Each year, Hallmark produces a non-edible version of the many delicious Christmas cupcakes we see this time of year. The ornament above is the 13th in the Christmas Cupcake series and features a red and white, peppermint themed confection, decorated with a mini candy cane and peppermint bits.
Just about everyone these days is familiar with the symbol of the candy cane. We've all heard the story of how a European candymaker, somewhere back in the mists of time, wanted to teach the children in his village about the true meaning of Christmas, so he created a red and white striped candy cane. Turned one way, the candy cane resembles a shepherd's staff, with the hook on the top for encircling wayward or trapped sheep, to draw them back into the fold. This is a reference to Jesus, the Good Shepherd. Turned the other way, the candy cane looks like a large letter "J," the initial for Jesus in several languages, though not all.
As the story goes, the red stripes on the candy cane symbolize Jesus' martyrdom, as Scripture reminds us "by his stripes we were saved," while the white stripes point to holiness through cleansing, through purification, which begins with baptism and then continues as we grow in relationship with God, especially through prayer and participation in the sacraments.
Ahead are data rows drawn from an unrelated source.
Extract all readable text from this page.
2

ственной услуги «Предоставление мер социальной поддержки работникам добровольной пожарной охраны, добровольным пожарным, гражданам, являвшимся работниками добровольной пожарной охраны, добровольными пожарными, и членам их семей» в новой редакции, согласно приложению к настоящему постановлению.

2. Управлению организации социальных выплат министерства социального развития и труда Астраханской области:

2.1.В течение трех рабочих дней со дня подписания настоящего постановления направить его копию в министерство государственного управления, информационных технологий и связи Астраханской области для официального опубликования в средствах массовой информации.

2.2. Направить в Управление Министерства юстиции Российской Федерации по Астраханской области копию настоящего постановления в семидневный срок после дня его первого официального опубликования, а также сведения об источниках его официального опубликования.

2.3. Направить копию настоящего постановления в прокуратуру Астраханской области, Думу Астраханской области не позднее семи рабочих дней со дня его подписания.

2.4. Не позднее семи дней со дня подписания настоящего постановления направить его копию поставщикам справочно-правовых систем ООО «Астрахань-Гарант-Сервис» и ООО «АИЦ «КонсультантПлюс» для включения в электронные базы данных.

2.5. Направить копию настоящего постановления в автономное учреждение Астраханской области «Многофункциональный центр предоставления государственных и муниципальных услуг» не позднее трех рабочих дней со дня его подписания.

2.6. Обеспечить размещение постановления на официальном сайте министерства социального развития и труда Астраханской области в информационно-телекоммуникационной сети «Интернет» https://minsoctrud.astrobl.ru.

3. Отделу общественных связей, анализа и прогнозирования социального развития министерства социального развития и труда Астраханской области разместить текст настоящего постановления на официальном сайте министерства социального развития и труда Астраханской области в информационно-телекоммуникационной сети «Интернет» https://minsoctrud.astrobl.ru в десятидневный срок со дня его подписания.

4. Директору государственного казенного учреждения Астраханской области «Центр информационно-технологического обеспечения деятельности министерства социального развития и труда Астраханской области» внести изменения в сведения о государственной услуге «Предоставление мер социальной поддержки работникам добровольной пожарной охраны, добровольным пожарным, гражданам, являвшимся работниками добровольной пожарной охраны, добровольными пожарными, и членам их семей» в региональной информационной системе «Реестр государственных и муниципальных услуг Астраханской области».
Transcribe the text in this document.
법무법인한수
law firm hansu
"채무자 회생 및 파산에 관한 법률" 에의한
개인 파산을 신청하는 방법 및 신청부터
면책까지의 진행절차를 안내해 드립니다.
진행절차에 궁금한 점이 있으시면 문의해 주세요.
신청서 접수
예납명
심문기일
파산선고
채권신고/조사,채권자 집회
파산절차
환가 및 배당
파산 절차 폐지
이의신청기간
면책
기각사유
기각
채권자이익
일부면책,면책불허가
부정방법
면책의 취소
Peppermint oil itself is known for its healing properties. It is used as a folk remedy for upset stomachs, as well as to treat colds and headaches. Additionally, it has a pleasant, uplifting scent and can be used topically as well as ingested. All in all, it is very useful and we can see why peppermint became associated with Christmas and Christ, who himself is the great Healer of what ails us, inside and out.
As we journey through Advent, the candy cane, and peppermint in general, can remind us to ask ourselves - where do I need healing? Where do I need cleansing? We will find both healing and cleansing in the manger on Christmas morn.
This blog page is a slightly different type of Advent calendar. Using ornaments, Scripture and poetry for reflection, we journey through the 28 days of Advent 2022 to Christmas morning, and the Incarnation of Christ.